Huffman Encoding

Greedy Algorithm

C++ Code

Huffman encoding algorithm is a widely used lossless data compression technique that assigns variable-length codes to characters based on their frequencies in the input. It works by building a binary tree in which the two lowest frequency nodes are merged into a single parent node until all the nodes are part of the tree. The resulting tree is then traversed to generate the code for each character, with shorter codes assigned to more frequently occurring characters.
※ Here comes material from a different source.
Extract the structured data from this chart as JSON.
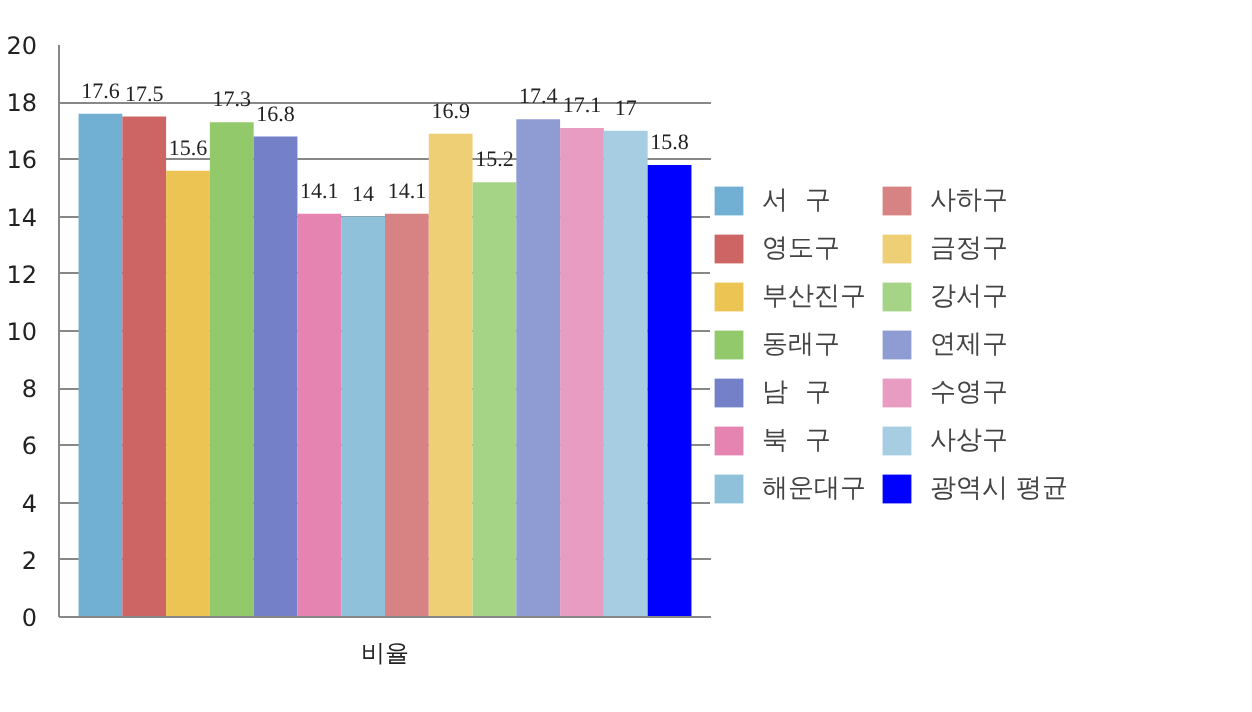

This can significantly reduce the size of the input data, making it useful for applications such as file compression and data transmission.

Time Complexity: O(nlogn)

        unordered_map<char, string> encodingMap;
        
        class Node
        {
        public:
            string key;
            int value;
            Node *parent;
            Node *left;
            Node *right;
            Node(string key, int value)
            {
                this->key = key;
                this->value = value;
            }
        };
        
        typedef pair<Node *, int> pd;
        
        struct encoding
        {
            constexpr bool operator()(
                pair<Node *, int> const &a,
                pair<Node *, int> const &b)
                const noexcept
            {
                return a.second > b.second;
            }
        };
        
        void labeling(Node *root, string current)
        {
            if (root == NULL)
            {
                return;
            }
            else if (root->key.length() == 1)
            {
                encodingMap[root->key[0]] = current;
            }
            labeling(root->left, current + "0");
            labeling(root->right, current + "1");
        }
        
        vector<string> huffman_encoding(vector<char> values, vector<int> frequencies)
        {
            priority_queue<pd, vector<pd>, encoding> PQ;
        
            for (int i = 0; i < values.size(); i++)
            {
                Node *node = new Node(string(1, values.at(i)), frequencies.at(i));
                PQ.push(make_pair(node, frequencies.at(i)));
            }
        
            while (PQ.size() > 1)
            {
                Node *a = PQ.top().first;
                PQ.pop();
                Node *b = PQ.top().first;
                PQ.pop();
                string newKey = a->key + b->key;
                int newFrequency = a->value + b->value;
                Node *newNode = new Node(newKey, newFrequency);
                newNode->left = a;
                newNode->right = b;
                a->parent = newNode;
                b->parent = newNode;
                PQ.push(make_pair(newNode, newFrequency));
            }
        
            Node *root = PQ.top().first;
        
            labeling(root, "");
        }
        
        int main()
        {
            vector<char> values = {'A', 'B', 'C', 'D'};
            vector<int> frequencies = {75, 2, 22, 31};
            vector<string> encoding = huffman_encoding(values, frequencies);
            for (int i = 0; i < values.size(); i++)
            {
                cout < values.at(i) < ": " < encodingMap[values.at(i)] < endl;
            }
        }